Lavoro

«Troppo caldo: app diano a tutti i rider acqua e sali»

«Troppo caldo: app diano a tutti i rider acqua e sali»Una manifestazione di rider

Tribunale di Palermo Ricorso della Cgil: Glovo condannata a intervenire contro il rischio di lavorare sotto il sole

Pubblicato più di 2 anni faEdizione del 10 agosto 2022

Tra le tante categorie di lavoratori costrette a turni massacranti sotto il sole nell’anno più caldo di sempre, i rider si distinguono per capacità di reazione.
Le notizie di cronaca riportano molti casi che testimoniano le difficoltà di fare consegne di cibo nelle ore più calde. Un rider è svenuto a Milano, un corriere è morto in California per un colpo di calore. Tanto che l’Inps ha concesso la cassa integrazione per i lavoratori che operavano con temperature superiori a 35 gradi.

Così un lavoratore di Glovo di Palermo si è ribellato alla «grave disidratazione» e alla «spossatezza» causata dalle consegne effettuate tra le ore «12,00 e le ore 16,00» depositando un ricorso per chiedere che la società gli fornisse le protezioni minime.
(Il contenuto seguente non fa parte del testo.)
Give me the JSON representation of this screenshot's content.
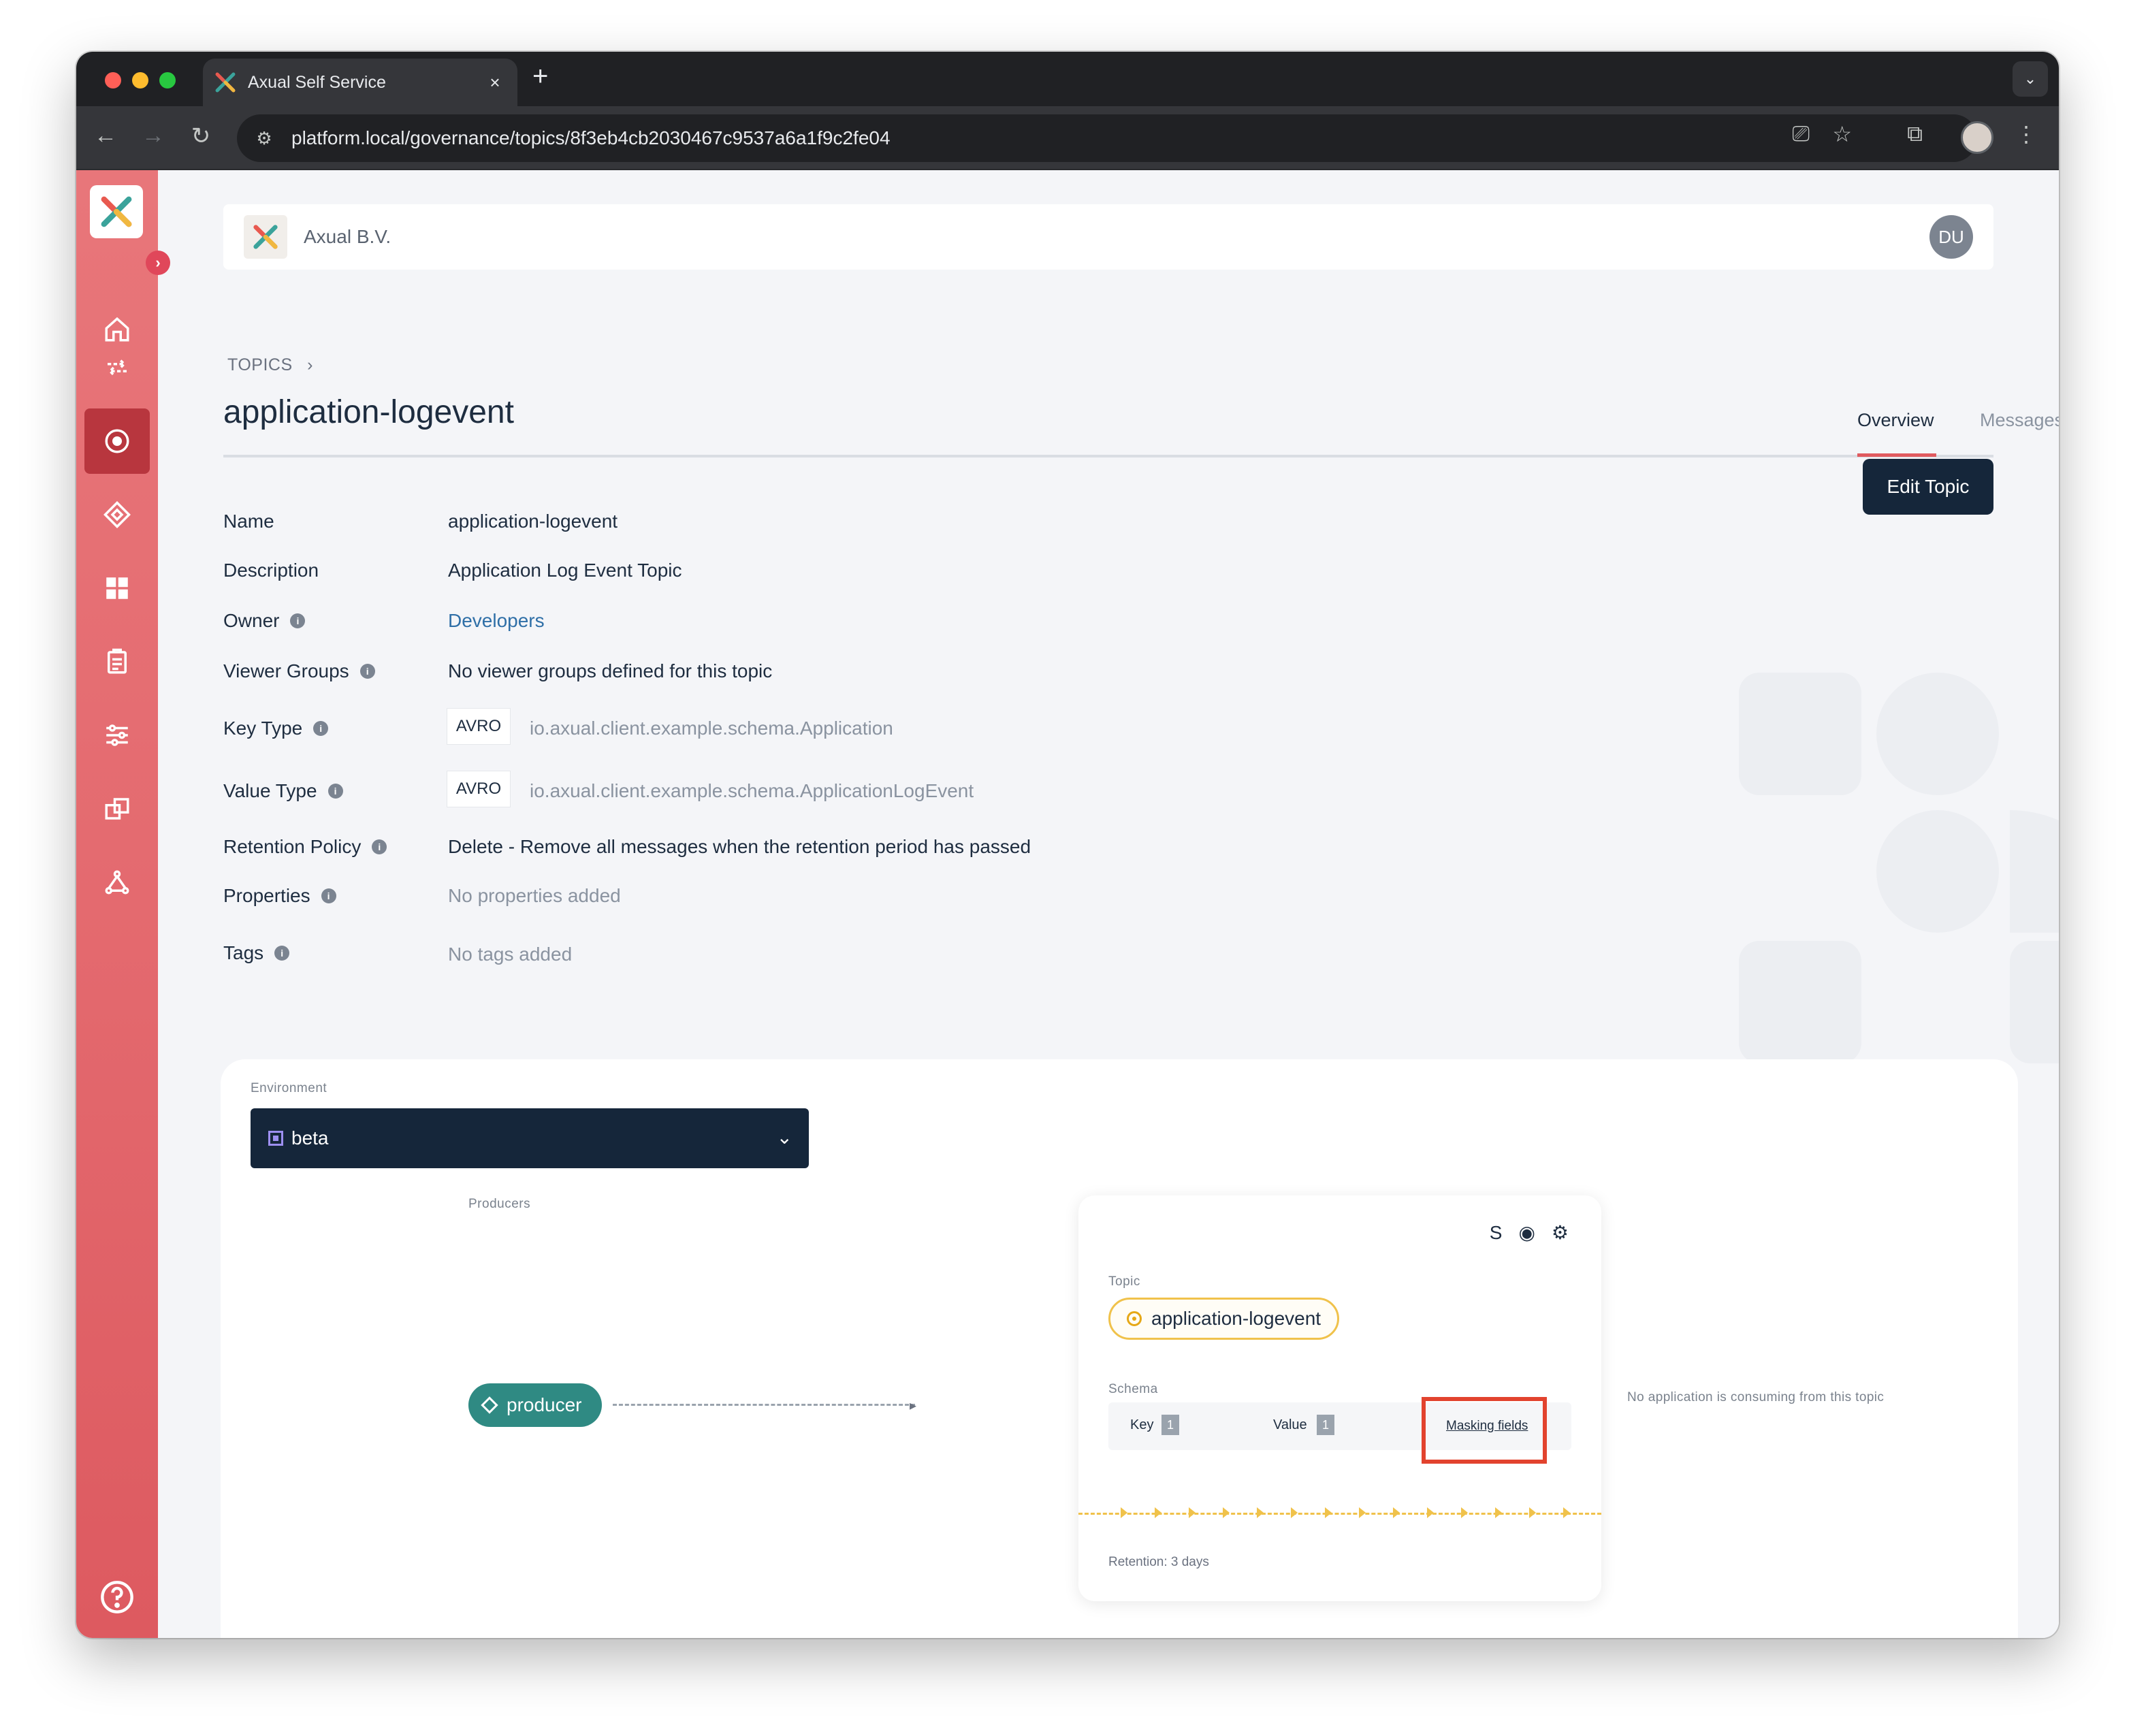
{
  "browser": {
    "tab_title": "Axual Self Service",
    "tab_close": "×",
    "new_tab": "+",
    "url": "platform.local/governance/topics/8f3eb4cb2030467c9537a6a1f9c2fe04"
  },
  "header": {
    "org_name": "Axual B.V.",
    "user_initials": "DU"
  },
  "sidebar": {
    "items": [
      {
        "name": "home",
        "active": false
      },
      {
        "name": "streams",
        "active": false
      },
      {
        "name": "topics",
        "active": true
      },
      {
        "name": "applications",
        "active": false
      },
      {
        "name": "dashboard",
        "active": false
      },
      {
        "name": "schemas",
        "active": false
      },
      {
        "name": "settings",
        "active": false
      },
      {
        "name": "environments",
        "active": false
      },
      {
        "name": "connectors",
        "active": false
      }
    ]
  },
  "breadcrumb": {
    "label": "TOPICS",
    "separator": "›"
  },
  "page": {
    "title": "application-logevent",
    "tabs": [
      {
        "label": "Overview",
        "active": true
      },
      {
        "label": "Messages",
        "active": false
      }
    ],
    "edit_button": "Edit Topic"
  },
  "fields": {
    "name": {
      "label": "Name",
      "value": "application-logevent"
    },
    "description": {
      "label": "Description",
      "value": "Application Log Event Topic"
    },
    "owner": {
      "label": "Owner",
      "value": "Developers"
    },
    "viewer_groups": {
      "label": "Viewer Groups",
      "value": "No viewer groups defined for this topic"
    },
    "key_type": {
      "label": "Key Type",
      "badge": "AVRO",
      "value": "io.axual.client.example.schema.Application"
    },
    "value_type": {
      "label": "Value Type",
      "badge": "AVRO",
      "value": "io.axual.client.example.schema.ApplicationLogEvent"
    },
    "retention_policy": {
      "label": "Retention Policy",
      "value": "Delete - Remove all messages when the retention period has passed"
    },
    "properties": {
      "label": "Properties",
      "value": "No properties added"
    },
    "tags": {
      "label": "Tags",
      "value": "No tags added"
    }
  },
  "environment": {
    "label": "Environment",
    "selected": "beta",
    "producers_label": "Producers",
    "producer_name": "producer",
    "consumers_empty": "No application is consuming from this topic"
  },
  "topic_card": {
    "topic_label": "Topic",
    "topic_name": "application-logevent",
    "schema_label": "Schema",
    "key_label": "Key",
    "key_count": "1",
    "value_label": "Value",
    "value_count": "1",
    "masking_link": "Masking fields",
    "retention": "Retention: 3 days",
    "icon_s": "S"
  },
  "colors": {
    "sidebar": "#e46a6f",
    "sidebar_active": "#b8363e",
    "primary_dark": "#15263a",
    "link": "#2f6fa7",
    "producer": "#2f8a83",
    "topic_border": "#f0c24b",
    "highlight": "#e2432e"
  }
}
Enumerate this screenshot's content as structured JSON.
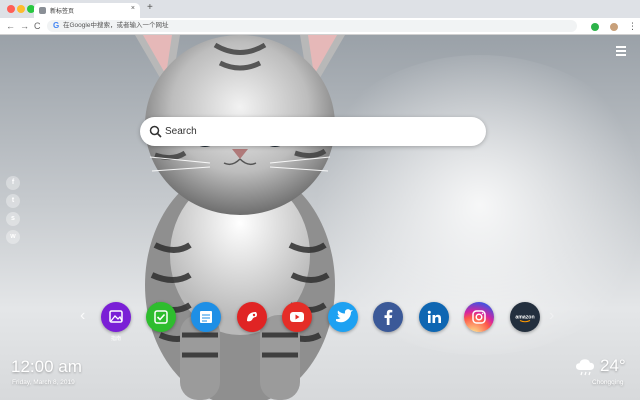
{
  "browser": {
    "tab_title": "新标签页",
    "tab_close": "×",
    "new_tab": "+",
    "nav_back": "←",
    "nav_forward": "→",
    "nav_reload": "C",
    "omnibox_icon": "G",
    "omnibox_placeholder": "在Google中搜索，或者输入一个网址",
    "menu_glyph": "⋮"
  },
  "search": {
    "placeholder": "Search"
  },
  "sidebar_social": [
    {
      "icon": "facebook-icon",
      "glyph": "f"
    },
    {
      "icon": "twitter-icon",
      "glyph": "t"
    },
    {
      "icon": "snapchat-icon",
      "glyph": "s"
    },
    {
      "icon": "wechat-icon",
      "glyph": "w"
    }
  ],
  "apps": {
    "prev": "‹",
    "next": "›",
    "first_label": "指南",
    "items": [
      {
        "icon": "wallpaper-icon",
        "color": "#7a1fd6"
      },
      {
        "icon": "todo-check-icon",
        "color": "#2ebd2e"
      },
      {
        "icon": "notes-icon",
        "color": "#1e8fe6"
      },
      {
        "icon": "game-icon",
        "color": "#e02424"
      },
      {
        "icon": "youtube-icon",
        "color": "#e52d27"
      },
      {
        "icon": "twitter-icon",
        "color": "#1da1f2"
      },
      {
        "icon": "facebook-icon",
        "color": "#3b5998"
      },
      {
        "icon": "linkedin-icon",
        "color": "#0e66b2"
      },
      {
        "icon": "instagram-icon",
        "color": "#c13584"
      },
      {
        "icon": "amazon-icon",
        "color": "#232f3e",
        "text": "amazon"
      }
    ]
  },
  "clock": {
    "time": "12:00 am",
    "date": "Friday, March 8, 2019"
  },
  "weather": {
    "icon": "cloud-rain-icon",
    "temperature": "24°",
    "city": "Chongqing"
  }
}
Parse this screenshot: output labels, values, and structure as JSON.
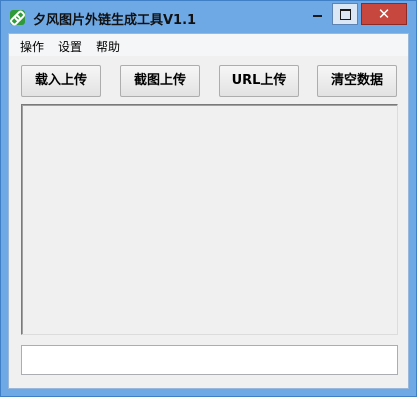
{
  "window": {
    "title": "夕风图片外链生成工具V1.1",
    "icon": "link-icon",
    "close_glyph": "✕"
  },
  "menu": {
    "items": [
      "操作",
      "设置",
      "帮助"
    ]
  },
  "toolbar": {
    "load_upload": "载入上传",
    "screenshot_upload": "截图上传",
    "url_upload": "URL上传",
    "clear_data": "清空数据"
  },
  "url_field": {
    "value": "",
    "placeholder": ""
  },
  "colors": {
    "titlebar": "#6ea9e6",
    "close_button": "#c7463d",
    "client_bg": "#f0f0f0"
  }
}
Il ricorso d’urgenza (ex articolo 700) presentato assieme a Nidil, Filcams e Filt Cgil di Palermo dagli avvocati Giorgia Lo Monaco, Maria Matilde Bidetti, Carlo de Marchis è stato accolto dal tribunale del Lavoro di Palermo che ha condannato Foodinho srl – la società che gestisce il marchio Glovo – «a consegnare al ricorrente, per la stagione estiva e dunque sino alla data del 23 settembre 2022, un contenitore termico contenente acqua potabile in misura pari al fabbisogno medio giornaliero, nonché integratori di sali minerali, nella medesima misura succitata, e una adeguata protezione solare». La società è stata poi condannata alla «rifusione delle spese di lite di 500 euro».

Le sette pagine di sentenza depositate il 3 agosto dal giudice Elvira Majolino accolgono in toto le richieste del lavoratore, degli avvocati e dei sindacati e potranno essere riprese in molti altri casi nel resto d’Italia.

In realtà Glovo, come ricorda la giudice, è l’unica app fra i colossi del food delivery «a riconoscere quale rischio specifico per il rider il microclima individuando fra le correlate “Misure preventive e protettive da adottare nella stagione estiva l’introduzione di liquidi e integratori salinici».

Ma, come sempre nel caso di un rapporto di lavoro considerato autonomo dalle multinazionali del food delivery, Glovo si limitava ad un invito, lasciando al rider l’arte dell’arrangiarsi.

«Il generico l’obbligo di tutela dell’integrità psico fisica del lavoratore, di cui all’articolo 2087 del Codice civile – scrive la giudice – e la pacifica esistenza dei rischi per la sicurezza dei rider correlati alle elevate temperature della stagione estiva, deve ritenersi che la società sia tenuta all’adozione delle misure preventive e protettive, per come individuate dalla stessa e indicate parimenti dall’Inail per la gestione del rischio caldo», continua la giudice Majolino. E conclude motivando la decisione urgente: «La protrazione dello svolgimento dell’attività di lavoro in assenza di misure protettive contro i rischi derivanti dall’esposizione a temperature elevate e ondate di calore, potrebbe esporre il ricorrente, durante il tempo occorrente per una pronuncia di merito, a pregiudizi, anche irreparabili, del diritto alla salute, tenuto conto anche della mancata previsione di una riduzione o sospensione dell’attività nelle ore e giornate più calde», conclude la sentenza.

«Palermo è stata la città che a giugno e luglio ha avuto più giorni a rischio 3: considerato “grave pericolo” per chi lavora nelle ore più caldo – commenta l’avvocato Carlo De Marchis – . Il caldo di quei giorni ha portato il sindaco a fare l’ordinanza del 14 luglio che imponeva di portare 10 litri d’acqua per ogni cavallo. È incredibile invece che per i rider si dicesse solo: “State attenti” come Glovo, sostanzialmente scaricando il problema sui lavoratori. Altre piattaforme non solo non identificano il rischio ma persino incentivano, con la previsione di un maggiore compenso, le consegne nelle ore più calde a pranzo, quando in realtà bisognerebbe sospendere o allentare i ritmi di lavoro», conclude De Marchis.

Quello di Palermo è il primo ricorso del genere ma il sindacato sta pensando di farne altri contro altre multinazionali.